Early on we had to make some tough decisions about what our goal was for this product, and how our goal would inform our design choices. One of the things we wanted this product to do was serve as both an introduction to Roleplaying Games in general, and an introduction to the most key concepts of Starfinder in particular. When we were discussing which rules to keep, which to alter, and which to cut entirely, we had to balance those design goals with things like the limitations of our page count, wanting to be playable quickly from the time the box is opened, and giving enough material that a group could continue to play with their GM making new adventures once all the pre-written encounters have been experienced. That lead to the decision to create a one page set of rules for modifying and even building enemy creatures from scratch, so GMs would not be limited to the small number of creatures we had room to present with full stat blocks.
Some decisions were based on a combination of concerns. We felt we wanted to have as many of the playable races and classes from the Core Rulebook as possible, but knew we could do all the core races, and legacy races, and all the classes, especially given we wanted each class to tell you how to build a character. In the end, we decided we needed to cut at least one class, and the solarian was clearly the one that needed the most complex explanations of its different rules. Since our iconic solarian is a kastha, we also removed that as a playable race so all our remaining iconics could represent one class and one race.
In other cases, we had goals that drove us to add additional components. The desire for the game to be a complete experience in a box meant it had to have dice, and character pawns, and a map. Joe Pasini specifically had the great idea to add player reference cards with things like the actions a character to take each turn clearly spelled out. We hadn't originally planned to have that kind of stand-alone player aid, but it was immediately apparent how useful that would be to simplifying the process of being able to play and learn the game, so we took the time to design them and added them to the components box!

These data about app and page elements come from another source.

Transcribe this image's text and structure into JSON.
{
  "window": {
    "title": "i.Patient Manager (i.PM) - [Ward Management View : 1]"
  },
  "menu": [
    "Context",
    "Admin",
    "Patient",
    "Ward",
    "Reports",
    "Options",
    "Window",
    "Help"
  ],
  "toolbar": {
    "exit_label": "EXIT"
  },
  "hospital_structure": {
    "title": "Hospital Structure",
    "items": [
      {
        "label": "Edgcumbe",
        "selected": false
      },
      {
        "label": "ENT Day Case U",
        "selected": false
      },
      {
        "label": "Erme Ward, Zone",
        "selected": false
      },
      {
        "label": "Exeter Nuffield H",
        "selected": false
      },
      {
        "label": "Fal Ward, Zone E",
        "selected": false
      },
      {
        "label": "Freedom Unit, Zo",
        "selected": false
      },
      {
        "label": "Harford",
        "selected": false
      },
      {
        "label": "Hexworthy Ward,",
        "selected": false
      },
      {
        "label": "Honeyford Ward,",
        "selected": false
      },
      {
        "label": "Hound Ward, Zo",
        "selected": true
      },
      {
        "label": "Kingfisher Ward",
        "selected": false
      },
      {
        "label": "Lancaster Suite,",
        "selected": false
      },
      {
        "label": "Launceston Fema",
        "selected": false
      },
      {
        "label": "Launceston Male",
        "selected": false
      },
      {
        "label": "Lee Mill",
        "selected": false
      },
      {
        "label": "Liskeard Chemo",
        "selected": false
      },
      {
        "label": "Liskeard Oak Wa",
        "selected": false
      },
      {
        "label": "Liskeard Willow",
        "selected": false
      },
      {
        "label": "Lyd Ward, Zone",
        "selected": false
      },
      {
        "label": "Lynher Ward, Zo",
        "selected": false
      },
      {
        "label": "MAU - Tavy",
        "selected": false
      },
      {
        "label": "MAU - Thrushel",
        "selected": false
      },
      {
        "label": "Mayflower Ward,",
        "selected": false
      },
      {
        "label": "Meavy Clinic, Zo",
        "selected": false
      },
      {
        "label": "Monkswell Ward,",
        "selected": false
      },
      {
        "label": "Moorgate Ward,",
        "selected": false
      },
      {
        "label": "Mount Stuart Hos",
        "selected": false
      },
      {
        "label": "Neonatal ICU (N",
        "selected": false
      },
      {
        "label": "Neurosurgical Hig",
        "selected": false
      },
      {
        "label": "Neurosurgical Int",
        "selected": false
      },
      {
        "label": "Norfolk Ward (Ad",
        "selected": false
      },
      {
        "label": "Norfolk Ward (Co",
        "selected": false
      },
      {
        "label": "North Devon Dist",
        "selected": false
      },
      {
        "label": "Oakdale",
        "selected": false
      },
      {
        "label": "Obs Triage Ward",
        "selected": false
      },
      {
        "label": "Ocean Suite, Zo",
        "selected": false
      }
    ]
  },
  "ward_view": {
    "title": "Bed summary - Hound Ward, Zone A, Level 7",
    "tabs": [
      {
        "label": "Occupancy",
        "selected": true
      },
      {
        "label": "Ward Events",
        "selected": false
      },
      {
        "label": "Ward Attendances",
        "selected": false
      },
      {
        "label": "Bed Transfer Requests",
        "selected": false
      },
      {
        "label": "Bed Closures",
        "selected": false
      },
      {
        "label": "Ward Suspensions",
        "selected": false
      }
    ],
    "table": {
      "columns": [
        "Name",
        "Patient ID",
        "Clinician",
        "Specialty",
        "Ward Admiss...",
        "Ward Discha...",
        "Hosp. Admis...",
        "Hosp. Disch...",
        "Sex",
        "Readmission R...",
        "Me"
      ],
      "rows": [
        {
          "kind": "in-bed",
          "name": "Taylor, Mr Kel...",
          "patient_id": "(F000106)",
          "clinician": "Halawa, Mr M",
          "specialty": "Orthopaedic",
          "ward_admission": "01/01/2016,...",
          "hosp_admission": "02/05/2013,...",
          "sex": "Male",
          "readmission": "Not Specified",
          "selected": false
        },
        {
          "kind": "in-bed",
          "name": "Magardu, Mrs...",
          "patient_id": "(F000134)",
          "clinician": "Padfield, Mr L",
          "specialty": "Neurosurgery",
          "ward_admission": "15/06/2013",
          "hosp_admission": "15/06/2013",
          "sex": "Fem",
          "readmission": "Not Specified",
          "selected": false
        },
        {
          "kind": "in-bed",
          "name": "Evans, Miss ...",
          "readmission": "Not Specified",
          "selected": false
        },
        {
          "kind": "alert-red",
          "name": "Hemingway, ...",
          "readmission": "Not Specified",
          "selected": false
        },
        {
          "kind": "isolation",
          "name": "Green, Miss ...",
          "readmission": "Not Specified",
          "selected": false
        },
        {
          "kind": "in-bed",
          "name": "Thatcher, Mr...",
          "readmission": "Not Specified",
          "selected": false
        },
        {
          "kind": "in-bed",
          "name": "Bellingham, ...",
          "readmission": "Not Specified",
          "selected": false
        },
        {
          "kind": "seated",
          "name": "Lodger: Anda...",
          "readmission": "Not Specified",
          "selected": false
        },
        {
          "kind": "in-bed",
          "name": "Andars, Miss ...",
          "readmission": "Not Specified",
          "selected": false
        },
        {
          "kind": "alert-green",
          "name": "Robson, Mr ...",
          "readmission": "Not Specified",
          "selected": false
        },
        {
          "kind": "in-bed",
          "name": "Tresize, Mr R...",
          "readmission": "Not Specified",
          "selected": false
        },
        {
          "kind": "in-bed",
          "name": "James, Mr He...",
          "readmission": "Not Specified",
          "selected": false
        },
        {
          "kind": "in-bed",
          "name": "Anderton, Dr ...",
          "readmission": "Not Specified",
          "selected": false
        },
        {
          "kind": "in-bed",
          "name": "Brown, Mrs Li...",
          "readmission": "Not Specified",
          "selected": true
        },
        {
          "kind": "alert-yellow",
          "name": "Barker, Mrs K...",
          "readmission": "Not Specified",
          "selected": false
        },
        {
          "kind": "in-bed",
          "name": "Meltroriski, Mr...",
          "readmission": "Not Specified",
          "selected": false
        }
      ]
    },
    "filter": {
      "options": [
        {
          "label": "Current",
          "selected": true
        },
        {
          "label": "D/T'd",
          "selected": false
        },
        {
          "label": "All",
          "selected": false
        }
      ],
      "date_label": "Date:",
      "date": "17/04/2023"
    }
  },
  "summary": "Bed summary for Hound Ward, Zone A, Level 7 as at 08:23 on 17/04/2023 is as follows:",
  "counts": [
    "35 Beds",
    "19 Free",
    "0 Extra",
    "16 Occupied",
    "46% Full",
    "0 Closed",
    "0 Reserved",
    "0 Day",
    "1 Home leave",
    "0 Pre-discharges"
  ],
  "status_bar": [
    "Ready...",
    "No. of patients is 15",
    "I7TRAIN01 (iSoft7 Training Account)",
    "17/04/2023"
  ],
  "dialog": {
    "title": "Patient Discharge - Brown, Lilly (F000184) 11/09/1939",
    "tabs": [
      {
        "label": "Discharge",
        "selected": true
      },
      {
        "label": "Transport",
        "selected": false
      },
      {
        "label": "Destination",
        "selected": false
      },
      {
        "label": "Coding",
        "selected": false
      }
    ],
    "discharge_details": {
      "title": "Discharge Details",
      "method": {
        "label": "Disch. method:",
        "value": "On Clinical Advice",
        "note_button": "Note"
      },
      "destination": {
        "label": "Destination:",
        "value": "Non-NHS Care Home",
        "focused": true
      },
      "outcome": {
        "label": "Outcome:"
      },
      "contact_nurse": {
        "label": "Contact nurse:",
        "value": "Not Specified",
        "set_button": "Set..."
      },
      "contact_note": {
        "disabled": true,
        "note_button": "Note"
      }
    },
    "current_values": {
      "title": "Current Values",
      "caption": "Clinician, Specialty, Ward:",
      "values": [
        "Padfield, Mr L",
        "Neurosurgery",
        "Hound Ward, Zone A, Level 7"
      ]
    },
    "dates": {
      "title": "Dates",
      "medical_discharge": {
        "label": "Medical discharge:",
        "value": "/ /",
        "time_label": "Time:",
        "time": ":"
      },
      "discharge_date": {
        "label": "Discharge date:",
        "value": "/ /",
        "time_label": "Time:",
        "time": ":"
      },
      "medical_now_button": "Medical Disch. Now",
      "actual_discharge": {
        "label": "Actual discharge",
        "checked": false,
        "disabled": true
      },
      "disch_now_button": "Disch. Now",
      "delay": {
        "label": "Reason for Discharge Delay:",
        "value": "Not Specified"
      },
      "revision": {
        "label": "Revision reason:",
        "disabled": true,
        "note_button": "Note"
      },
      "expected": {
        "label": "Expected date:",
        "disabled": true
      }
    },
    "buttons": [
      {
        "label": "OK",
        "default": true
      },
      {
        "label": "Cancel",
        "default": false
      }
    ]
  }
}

It's also important to acknowledge how much we leaned on the design choices of people who have made entry-level boxed sets before us. Many of the Starfinder team have fond memories of some specific early introduction to RPGs, and we discussed what made those experiences fun and memorable, and what we thought we could improve upon. The fantastic work done on the 1st-edition Pathfinder Beginner Box was a crucial road map for us, and while we often decided to take different twists and turns in our design challenge, it was extremely useful to have such a successful product as a starting point, allowing us to stand on the shoulders of giants.